What answer is there, then, for those who remain concerned about pressures that high migration can place on housing, schools and jobs? Perhaps Theresa May could learn something from her colleague (and rival for the Conservative leadership), Chancellor George Osborne. Yesterday he set out the results of his Comprehensive Spending Review – in which he looked at the issues our economy faces and the resources available, and set out a long term plan to handle them.

 

He had more money than expected. The forecast growth in the economy was, in fact, revised upwards because the net migration target has not been met – showing the net contribution of working migrants to our economy.  But it remains a difficult balancing act – one that requires the Chancellor to look at all the options available and plan his response.

 

Surely there are grounds for a similarly planned approach to immigration?

 

A Comprehensive Immigration Review – as proposed by British Future and the Institute of Directors – would look at the different flows of migration to the UK, the target the government has set, and the policy options for bringing the numbers down.

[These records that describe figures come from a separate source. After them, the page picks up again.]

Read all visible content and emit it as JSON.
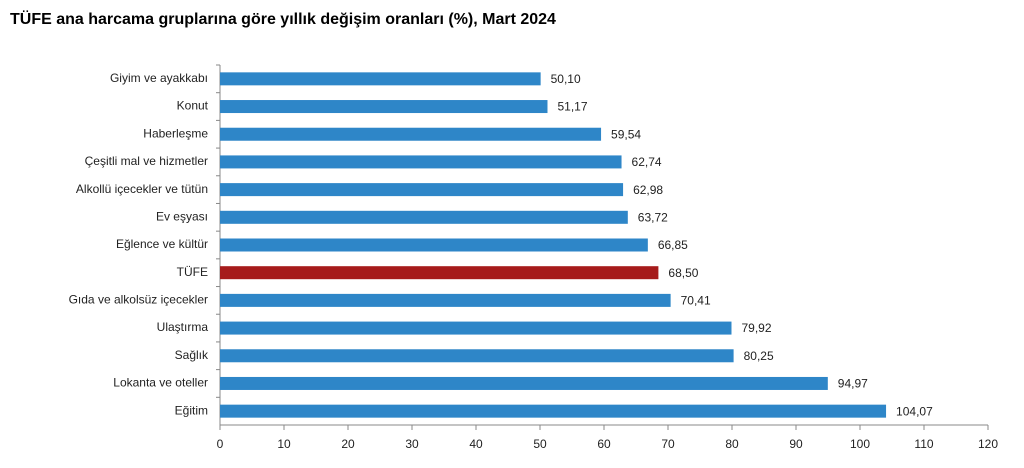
{
  "chart_data": {
    "type": "bar",
    "orientation": "horizontal",
    "title": "TÜFE ana harcama gruplarına göre yıllık değişim oranları (%), Mart 2024",
    "categories": [
      "Giyim ve ayakkabı",
      "Konut",
      "Haberleşme",
      "Çeşitli mal ve hizmetler",
      "Alkollü içecekler ve tütün",
      "Ev eşyası",
      "Eğlence ve kültür",
      "TÜFE",
      "Gıda ve alkolsüz içecekler",
      "Ulaştırma",
      "Sağlık",
      "Lokanta ve oteller",
      "Eğitim"
    ],
    "values": [
      50.1,
      51.17,
      59.54,
      62.74,
      62.98,
      63.72,
      66.85,
      68.5,
      70.41,
      79.92,
      80.25,
      94.97,
      104.07
    ],
    "value_labels": [
      "50,10",
      "51,17",
      "59,54",
      "62,74",
      "62,98",
      "63,72",
      "66,85",
      "68,50",
      "70,41",
      "79,92",
      "80,25",
      "94,97",
      "104,07"
    ],
    "colors": [
      "#2e86c8",
      "#2e86c8",
      "#2e86c8",
      "#2e86c8",
      "#2e86c8",
      "#2e86c8",
      "#2e86c8",
      "#a61b1b",
      "#2e86c8",
      "#2e86c8",
      "#2e86c8",
      "#2e86c8",
      "#2e86c8"
    ],
    "xlim": [
      0,
      120
    ],
    "xticks": [
      0,
      10,
      20,
      30,
      40,
      50,
      60,
      70,
      80,
      90,
      100,
      110,
      120
    ],
    "grid": false
  }
}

It could also look at the impacts of those policies – on business, on the taxes that are paid by working migrants, staffing for services like the NHS, and international students that study at our world-class universities.

 

That might mean some hard choices. It might mean admitting that immigration is likely to remain higher than the Home Secretary’s target, unless we are willing to deal with some less-welcome impacts. But having a plan that the Government is working towards would, at least, bring some order to the process and help restore public trust on immigration.